Depuis quelques mois, il flotte comme une petite musique antipatrons en France : ils abuseraient des aides publiques tout en ne payant pas assez d’impôts. Bref, il suffirait de les taxer plus pour résoudre les problèmes budgétaires. Face à ce qu’ils considèrent comme une menace pour la survie même de leur entreprise, de plus en plus de dirigeants élèvent la voix, à l’image de Virginie Calmels. Fondatrice d’une start-up dans l’éducation (Futurae) il y a six ans, elle préside aussi un réseau de 500 PME et ETI en forte croissance, après avoir connu par le passé des postes de direction dans de grands groupes (Canal+, Endemol) mais aussi en politique (au sein des Républicains).
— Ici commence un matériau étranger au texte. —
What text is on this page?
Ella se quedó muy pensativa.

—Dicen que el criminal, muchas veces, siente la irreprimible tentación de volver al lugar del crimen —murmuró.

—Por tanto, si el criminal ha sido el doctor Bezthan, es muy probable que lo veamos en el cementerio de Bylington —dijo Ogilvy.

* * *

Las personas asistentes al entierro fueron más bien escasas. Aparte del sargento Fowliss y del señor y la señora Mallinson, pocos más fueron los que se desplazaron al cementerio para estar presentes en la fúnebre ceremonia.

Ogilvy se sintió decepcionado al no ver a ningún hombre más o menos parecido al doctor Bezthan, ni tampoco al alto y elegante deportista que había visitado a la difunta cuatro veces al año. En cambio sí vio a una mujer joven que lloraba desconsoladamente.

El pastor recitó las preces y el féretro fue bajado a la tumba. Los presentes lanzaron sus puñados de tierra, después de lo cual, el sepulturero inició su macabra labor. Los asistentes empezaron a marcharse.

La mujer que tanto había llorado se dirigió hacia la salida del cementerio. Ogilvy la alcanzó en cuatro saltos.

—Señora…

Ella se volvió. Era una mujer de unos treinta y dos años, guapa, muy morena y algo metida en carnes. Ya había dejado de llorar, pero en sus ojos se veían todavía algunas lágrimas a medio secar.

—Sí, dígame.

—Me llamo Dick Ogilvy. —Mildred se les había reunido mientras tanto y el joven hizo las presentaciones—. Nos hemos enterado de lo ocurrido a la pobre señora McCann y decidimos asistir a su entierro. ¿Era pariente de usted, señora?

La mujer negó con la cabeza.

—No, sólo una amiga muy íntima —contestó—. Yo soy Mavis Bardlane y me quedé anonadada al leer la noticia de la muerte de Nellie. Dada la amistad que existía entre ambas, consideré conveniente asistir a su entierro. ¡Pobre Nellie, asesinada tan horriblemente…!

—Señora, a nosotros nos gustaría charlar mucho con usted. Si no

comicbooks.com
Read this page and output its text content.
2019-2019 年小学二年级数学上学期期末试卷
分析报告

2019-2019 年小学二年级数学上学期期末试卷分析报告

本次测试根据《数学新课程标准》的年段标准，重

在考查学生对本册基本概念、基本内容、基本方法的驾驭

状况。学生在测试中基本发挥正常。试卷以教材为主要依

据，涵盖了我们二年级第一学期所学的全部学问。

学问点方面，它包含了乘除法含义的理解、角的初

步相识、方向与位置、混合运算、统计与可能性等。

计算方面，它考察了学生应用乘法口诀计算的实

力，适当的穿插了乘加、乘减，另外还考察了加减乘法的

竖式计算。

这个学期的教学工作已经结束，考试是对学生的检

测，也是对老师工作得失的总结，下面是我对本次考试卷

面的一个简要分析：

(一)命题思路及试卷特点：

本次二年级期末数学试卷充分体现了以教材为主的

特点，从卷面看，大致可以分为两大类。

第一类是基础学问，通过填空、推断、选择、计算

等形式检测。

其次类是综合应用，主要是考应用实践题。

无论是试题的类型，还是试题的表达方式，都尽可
Les critiques contre les entreprises ne datent pas d’hier. Pourquoi élever davantage la voix aujourd’hui ?

Virginie Calmels : Il est vrai que les chefs d’entreprise sont plutôt adeptes de l’adage «Pour vivre heureux, vivons cachés». Le problème, c’est que ce n’est plus tenable vu la gravité de la situation dans le pays. Face à l’ampleur des déficits et le poids de la dette, la seule solution que les politiques proposent, c’est d’augmenter les impôts des sociétés et de leurs dirigeants, alors que nous vivons déjà dans le pays taxant le plus au sein de l’OCDE. Au lieu de réduire les dépenses et de mieux gérer l’argent des contribuables, on préfère taper sur les patrons. C’est plus facile.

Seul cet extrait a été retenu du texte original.